Auf dem Programm stehen folgende Werke: Felix Mendelssohn: 2. #Streichersinfonie, D Dur. Sie ist eine von 12 Sinfonien, die er im jugendlichen Alter von 12 bis 13 Jahren vor seinen 5 Sinfonien in gemischter Besetzung mit Bläsern komponierte, Peter Tschaikowski: #Serenade für #Streichorchester C Dur. Eine der berühmtesten Serenaden für Streichorchester und ein Meilenstein in der Streichorchesterliteratur – wie die Mitglieder der Westfälischen Kammerphilharmonie zu Recht meinen – und Joseph Haydn: 1. Konzert für Violoncello und Orchester in C Dur. Dieses berühmte Konzert (und das 2.) veröffentlichte der Cellist Nicolas #Altstaedt in diesem Jahr auf einer CD, die er mit der Kammerakademie Potsdam einspielte.
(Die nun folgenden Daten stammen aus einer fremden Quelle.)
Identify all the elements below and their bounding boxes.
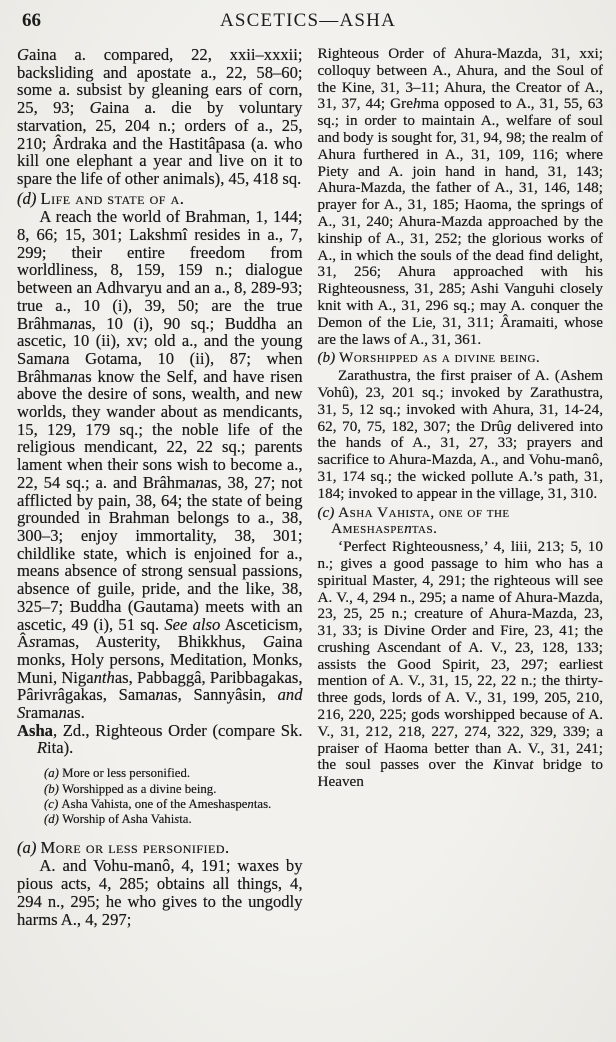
right-column: Righteous Order of Ahura-Mazda, 31, xxi;… — [318, 46, 604, 928]
left-column: Gaina a. compared, 22, xxii–xxxii; backs… — [17, 46, 303, 928]
index-paragraph: A. and Vohu-manô, 4, 191; waxes by pious… — [17, 857, 303, 928]
subdivision-list-item: (a) More or less personified. — [44, 766, 303, 781]
index-paragraph: ‘Perfect Righteousness,’ 4, liii, 213; 5… — [318, 539, 604, 791]
index-paragraph: Zarathustra, the first praiser of A. (As… — [318, 368, 604, 502]
running-title: ASCETICS—ASHA — [0, 10, 616, 32]
subdivision-list-item: (b) Worshipped as a divine being. — [44, 782, 303, 797]
two-column-text: Gaina a. compared, 22, xxii–xxxii; backs… — [0, 36, 616, 928]
index-text-continuation: Gaina a. compared, 22, xxii–xxxii; backs… — [17, 46, 303, 188]
scanned-book-page: 66 ASCETICS—ASHA Gaina a. compared, 22, … — [0, 0, 616, 1042]
section-heading: (a) More or less personified. — [17, 839, 303, 857]
page-header: 66 ASCETICS—ASHA — [0, 10, 616, 36]
section-heading: (d) Life and state of a. — [17, 190, 303, 208]
subdivision-list-item: (d) Worship of Asha Vahista. — [44, 812, 303, 827]
section-heading: (b) Worshipped as a divine being. — [318, 350, 604, 367]
index-text-continuation: Righteous Order of Ahura-Mazda, 31, xxi;… — [318, 46, 604, 348]
section-heading: (c) Asha Vahista, one of the Ameshaspent… — [318, 505, 604, 539]
index-paragraph: A reach the world of Brahman, 1, 144; 8,… — [17, 208, 303, 721]
subdivision-list-item: (c) Asha Vahista, one of the Ameshaspent… — [44, 797, 303, 812]
index-entry: Asha, Zd., Righteous Order (compare Sk. … — [17, 722, 303, 757]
Der in Gütersloh aufgewachsene 27 jährige Solist, der derzeit international Karriere macht und mittlerweile auf den Konzertpodien der Welt zu Hause ist, erhielt für seine Interpretation der #Haydn Konzerte höchstes Kritikerlob. So schrieb zum Beispiel die »Frankfurter Allgemeine Zeitung« am 11. Juli 2009: »Triumph des Ausdrucks. Altstaedts Spezialität ist ein gespanntes #Espressivo, das noch in der kleinsten kompositorischen Geste eine große Energie freisetzt.« An anderer Stelle werden die »phänomenale Spieltechnik und unendlich reiche Farbskala« herausgestellt. Der Besucher darf sich auf ein hochrangiges Konzert freuen, das sich durch jugendliche Kraft und Frische, Spannung und Spielfreude auszeichnet, wie man sie von den Konzerten der Westfälischen Kammerphilharmonie Gütersloh kennt.